BREAKINGNEWS.CO.ID - Twitter menyatakan telah menangguhkan akun beberapa media pemerintah Iran, dalam beberapa hari terakhir. Penangguhan layanan jejaring sosial itu terjadi sejak Sabtu (20/7/2019). Pihak Twitter menyebutkan jika alasan mereka melakukan supsensi akun itu setelah adanya pelecehan terhadap orang-orang yang terkait dengan kepercayaan Baha'I di Iran.

Penangguhan itu dilakukan pihak Twitter di tengah meningkatnya ketegangan di wilayah itu. Apalagi ketegangan itu juga diperparah oleh perebutan Iran atas kapal tanker berbendera Inggris. Beberapa media yang terkena dampak penangguhan akun itu sempat berspekulasi bahwa penangguhan Twitter itu terkait dengan liputan mereka tentang penyitaan kapal tanker itu.

Namun Twitter akhirnya mengungkapkan alasan mereka. Twitter menyatakan adanya pelecehan terkoordinasi dan ditargetkan terhadap orang-orang yang terkait dengan kepercayaan Baha'i. Mereka adalah golongan agama minoritas yang telah lama menghadapi penganiayaan di Iran.

Twitter tidak menyebutkan nama akun yang ditangguhkan, dan mengatakan pihaknya terus menyelidiki masalah ini. "Akun ditangguhkan. Twitter menangguhkan akun yang melanggar Aturan Twitter," baca pesan berbahasa Inggris di masing-masing akun media outlet Iran.

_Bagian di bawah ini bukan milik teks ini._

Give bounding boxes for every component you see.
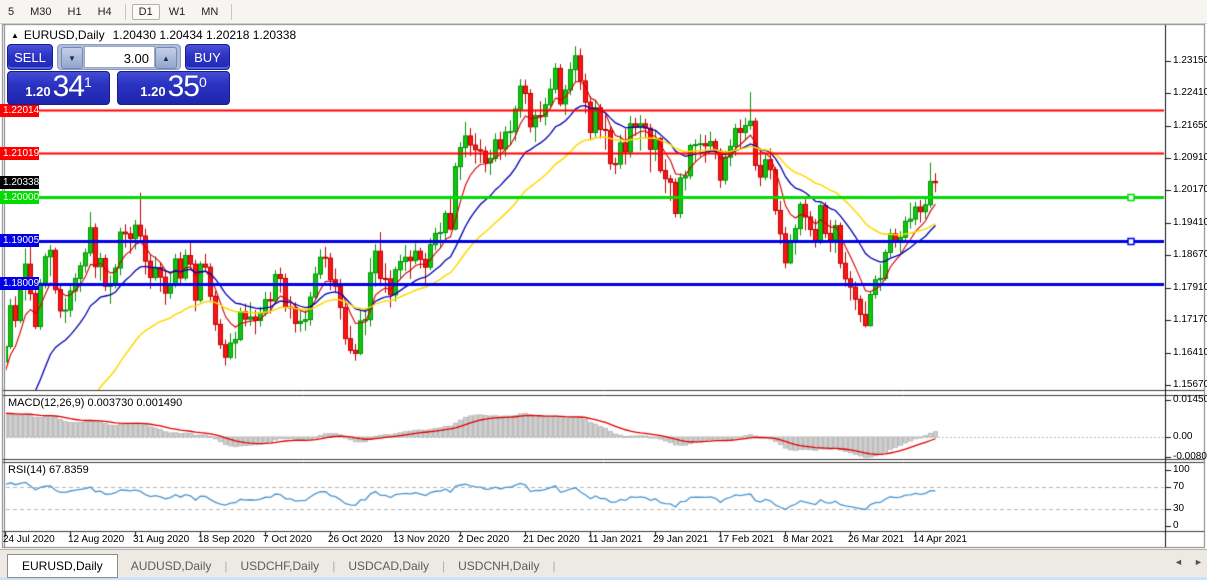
volume-increase-icon[interactable]: ▲ [155, 47, 177, 69]
buy-price-bigfigure: 1.20 [140, 82, 165, 102]
timeframe-button-d1[interactable]: D1 [132, 4, 160, 20]
one-click-trade-panel: SELL ▼ ▲ BUY 1.20341 1.20350 [7, 44, 230, 105]
sell-price-bigfigure: 1.20 [25, 82, 50, 102]
volume-decrease-icon[interactable]: ▼ [61, 47, 83, 69]
tab-usdchf[interactable]: USDCHF,Daily [228, 559, 333, 573]
buy-price-display[interactable]: 1.20350 [117, 71, 230, 105]
tab-scroll-right-icon[interactable]: ► [1194, 557, 1203, 567]
toolbar-separator [125, 4, 126, 20]
timeframe-button-h4[interactable]: H4 [91, 4, 119, 20]
buy-price-point: 0 [199, 75, 207, 89]
sell-price-display[interactable]: 1.20341 [7, 71, 110, 105]
buy-button[interactable]: BUY [185, 44, 230, 70]
ohlc-values: 1.20430 1.20434 1.20218 1.20338 [113, 28, 297, 42]
symbol-period-label: EURUSD,Daily [24, 28, 105, 42]
timeframe-button-mn[interactable]: MN [194, 4, 225, 20]
chart-tab-bar: EURUSD,DailyAUDUSD,Daily|USDCHF,Daily|US… [0, 549, 1207, 580]
timeframe-button-m30[interactable]: M30 [23, 4, 58, 20]
tabbar-bottom-strip [0, 576, 1207, 580]
tab-usdcnh[interactable]: USDCNH,Daily [445, 559, 552, 573]
sell-price-point: 1 [84, 75, 92, 89]
tab-separator: | [552, 559, 555, 573]
sell-price-pips: 34 [53, 72, 84, 102]
timeframe-button-w1[interactable]: W1 [162, 4, 193, 20]
chart-title: ▲ EURUSD,Daily 1.20430 1.20434 1.20218 1.2… [11, 28, 296, 42]
tab-eurusd[interactable]: EURUSD,Daily [7, 554, 118, 578]
timeframe-button-5[interactable]: 5 [1, 4, 21, 20]
timeframe-button-h1[interactable]: H1 [61, 4, 89, 20]
volume-input[interactable] [84, 46, 155, 68]
tab-usdcad[interactable]: USDCAD,Daily [335, 559, 442, 573]
tab-scroll-left-icon[interactable]: ◄ [1174, 557, 1183, 567]
tab-audusd[interactable]: AUDUSD,Daily [118, 559, 225, 573]
sell-button[interactable]: SELL [7, 44, 53, 70]
timeframe-toolbar: 5M30H1H4 D1W1MN [0, 0, 1207, 24]
volume-stepper: ▼ ▲ [57, 44, 181, 70]
collapse-triangle-icon[interactable]: ▲ [11, 31, 19, 40]
toolbar-separator [231, 4, 232, 20]
buy-price-pips: 35 [168, 72, 199, 102]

Kantor berita Mehr, yang dekat dengan kaum konservatif moderat di Iran, mengatakan akun berbahasa Farsi-nya tampaknya telah diblokir pada Jumat malam. Hal itu mereka tengarai terjadi setelah adanya laporannya mengenai penyitaan kapal tanker Stena Impero di Selat Hormuz yang strategis.

Pengawal Revolusi Iran mengatakan mereka menangkap kapal tanker milik Swedia karena melanggar "aturan maritim internasional" di selat itu. Posisi penangkapan dilakukan pada area yang menjadi titik temu untuk sekitar sepertiga dari minyak yang diangkut lewat laut di dunia.

Halaman Twitter berbahasa Farsi Mehr tidak dapat diakses pada hari Sabtu, bersama dengan orang-orang dari kantor berita IRNA resmi dan agen dari Young Journalists 'Club.

"Sejak tadi malam dan setelah penyitaan sebuah kapal tanker Inggris di Selat Hormuz, akun Klub Jurnalis Muda dan beberapa pengguna lainnya telah ditangguhkan," kata YJC di situsnya.

Mehr mencatat bahwa akun Diplomasi Mehr, yang menerbitkan analisis dan wawancara tentang kebijakan luar negeri, juga offline. Akun lain yang diambil milik Ali Akbar Raefipoor, seorang pembicara publik garis keras.

Tidak ada pemilik akun yang ditangguhkan mengatakan mereka telah diberi alasan untuk berganti akun oleh Twitter. Sebelumnya Platform micro-blogging  itu sudah dilarang di Iran. Akan  tetapi masih banyak pejabat di Iran masih memiliki akun. Bahkan netizen di Iran mengaksesnya dengan menggunakan jaringan pribadi virtual, atau VPN, untuk menghindari sensor pemerintah Iran.